55      Des Weiteren ist in Anbetracht der Verflochtenheit der drei von der Kommission seit 1999 eröffneten förmlichen Prüfverfahren und der Abfolge der verschiedenen Entscheidungen des Gerichtshofs und des Gerichts über die Beschlüsse, mit denen diese Verfahren eröffnet und abgeschlossen wurden, festzustellen, dass die Kommission aufgrund ihrer Pflichten gemäß Art. 266 AEUV die Maßnahmen zu ergreifen hat, die sich aus den von den Unionsgerichten bereits erlassenen und rechtskräftig gewordenen Urteilen vom 1. Juli 2008, Deutsche Post/Kommission (T‑266/02, EU:T:2008:235), vom 18. September 2015, Deutsche Post/Kommission (T‑421/07 RENV, EU:T:2015:654), und vom 14. Juli 2016, Deutschland/Kommission (T‑143/12, EU:T:2016:406), ergeben.

56      Nach ständiger Rechtsprechung hat das Organ, dem die vom Unionsrichter für nichtig erklärten Rechtsakte zur Last fallen, zwar zu bestimmen, welche Maßnahmen zur Durchführung der Nichtigkeitsurteile erforderlich sind. Allerdings hat das betroffene Organ bei der Ausübung des ihm insoweit zustehenden Ermessens sowohl die Gründe dieser Urteile als auch die anwendbaren Bestimmungen des Unionsrechts zu beachten (vgl. Urteil vom 24. April 2017, HF/Parlament, T‑584/16, EU:T:2017:282, Rn. 79 und die dort angeführte Rechtsprechung).
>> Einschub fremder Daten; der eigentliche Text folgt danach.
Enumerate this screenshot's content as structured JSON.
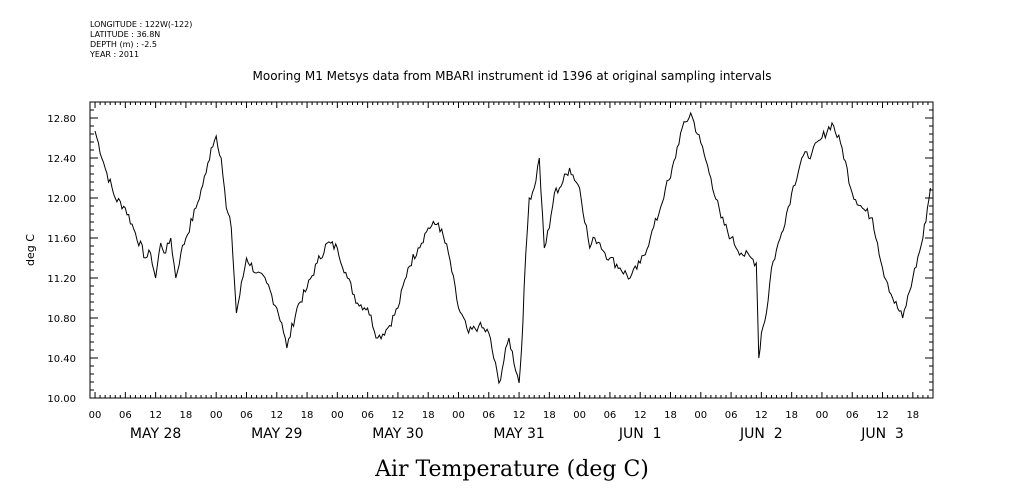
{
  "header": {
    "longitude": "LONGITUDE : 122W(-122)",
    "latitude": "LATITUDE : 36.8N",
    "depth": "DEPTH (m) : -2.5",
    "year": "YEAR : 2011"
  },
  "chart_data": {
    "type": "line",
    "title": "Mooring M1 Metsys data from MBARI instrument id 1396 at original sampling intervals",
    "xlabel": "Air Temperature (deg C)",
    "ylabel": "deg C",
    "ylim": [
      10.0,
      12.96
    ],
    "xlim_hours": [
      -1,
      166
    ],
    "y_ticks": [
      "10.00",
      "10.40",
      "10.80",
      "11.20",
      "11.60",
      "12.00",
      "12.40",
      "12.80"
    ],
    "hour_ticks": [
      "00",
      "06",
      "12",
      "18",
      "00",
      "06",
      "12",
      "18",
      "00",
      "06",
      "12",
      "18",
      "00",
      "06",
      "12",
      "18",
      "00",
      "06",
      "12",
      "18",
      "00",
      "06",
      "12",
      "18",
      "00",
      "06",
      "12",
      "18"
    ],
    "day_labels": [
      "MAY 28",
      "MAY 29",
      "MAY 30",
      "MAY 31",
      "JUN  1",
      "JUN  2",
      "JUN  3"
    ],
    "grid": false,
    "series": [
      {
        "x": [
          0,
          2,
          4,
          6,
          8,
          10,
          11,
          12,
          13,
          14,
          15,
          16,
          17,
          18,
          20,
          22,
          23,
          24,
          25,
          26,
          27,
          28,
          30,
          32,
          34,
          36,
          37,
          38,
          40,
          42,
          44,
          46,
          48,
          50,
          52,
          54,
          56,
          58,
          60,
          62,
          64,
          66,
          68,
          70,
          72,
          74,
          76,
          78,
          80,
          82,
          84,
          84.5,
          85,
          86,
          87,
          88,
          89,
          90,
          91,
          92,
          94,
          96,
          98,
          99,
          100,
          101,
          102,
          104,
          106,
          108,
          110,
          112,
          113,
          114,
          116,
          118,
          120,
          122,
          124,
          126,
          128,
          130,
          131,
          131.5,
          132,
          133,
          134,
          136,
          138,
          140,
          142,
          144,
          146,
          148,
          150,
          152,
          154,
          155,
          156,
          157,
          158,
          160,
          162,
          164,
          165.5
        ],
        "y": [
          12.67,
          12.3,
          12.0,
          11.9,
          11.65,
          11.4,
          11.45,
          11.2,
          11.55,
          11.45,
          11.6,
          11.2,
          11.45,
          11.6,
          11.9,
          12.25,
          12.5,
          12.62,
          12.4,
          11.9,
          11.7,
          10.85,
          11.4,
          11.25,
          11.15,
          10.9,
          10.75,
          10.5,
          10.9,
          11.1,
          11.35,
          11.55,
          11.5,
          11.2,
          10.95,
          10.9,
          10.6,
          10.7,
          10.9,
          11.3,
          11.5,
          11.7,
          11.75,
          11.45,
          10.9,
          10.65,
          10.72,
          10.65,
          10.15,
          10.6,
          10.15,
          10.5,
          11.1,
          12.0,
          12.1,
          12.4,
          11.5,
          11.7,
          12.05,
          12.1,
          12.3,
          12.1,
          11.5,
          11.6,
          11.55,
          11.45,
          11.4,
          11.3,
          11.2,
          11.35,
          11.6,
          11.9,
          12.1,
          12.2,
          12.65,
          12.85,
          12.55,
          12.2,
          11.8,
          11.6,
          11.45,
          11.4,
          11.35,
          10.4,
          10.65,
          10.85,
          11.3,
          11.65,
          12.05,
          12.4,
          12.45,
          12.6,
          12.75,
          12.5,
          12.05,
          11.9,
          11.8,
          11.55,
          11.3,
          11.15,
          11.0,
          10.8,
          11.2,
          11.6,
          12.1
        ]
      }
    ]
  }
}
57      Art. 266 AEUV verpflichtet das betroffene Organ jedoch, die für nichtig erklärte Handlung nicht durch eine Handlung zu ersetzen, die eben die Fehler aufweist, die in dem Nichtigkeitsurteil festgestellt wurden. Diese Grundsätze gelten umso mehr, wenn das betreffende Nichtigkeitsurteil rechtskräftig geworden ist (Urteil vom 10. November 2010, HABM/Simões Dos Santos, T‑260/09 P, EU:T:2010:461, Rn. 70 und 73).

58      Folglich besteht das Interesse der Klägerin an der Nichtigerklärung des angefochtenen Beschlusses und an seiner Tilgung aus der Rechtsordnung fort, da sich die Kommission in dem Fall, dass der Beschluss für nichtig erklärt werden sollte und sie, um die Maßnahmen zu ergreifen, die sich aus den oben in Rn. 55 angeführten drei Nichtigkeitsurteilen ergeben und gemäß den Anforderungen von Art. 266 AEUV geboten sind, entschiede, erneut einen das förmliche Prüfverfahren wieder eröffnenden Beschluss zu erlassen, vergewissern müsste, dass dieser neue Beschluss nicht dieselben Fehler aufweist, die alle vorangegangenen Beschlüsse aufweisen.

59      Unter Berücksichtigung der außergewöhnlichen prozessualen Komplexität, die sich aus dem Vorliegen mehrerer Entscheidungen der Verwaltung und der Gerichte über dieselben Beihilfemaßnahmen ergibt, ist festzustellen, dass sich die Klägerin in einer Situation besonderer Rechtsunsicherheit befindet, die sich nur durch die Prüfung der Begründetheit der vorliegenden Rechtssache und die etwaige Nichtigerklärung des angefochtenen Beschlusses klären lässt, was ihr Interesse an der Anfechtung dieses Beschlusses verstärkt.

60      Insoweit ist festzustellen, dass die Klägerin die Höhe der Beihilfe oder gegebenenfalls der Zinsen für die Dauer der Rechtswidrigkeit, die sie möglicherweise rückerstatten muss, noch nicht einmal vorläufig vorhersehen kann, solange die Kommission von der Möglichkeit ausgeht, einen neuen endgültigen Beschluss erlassen zu können.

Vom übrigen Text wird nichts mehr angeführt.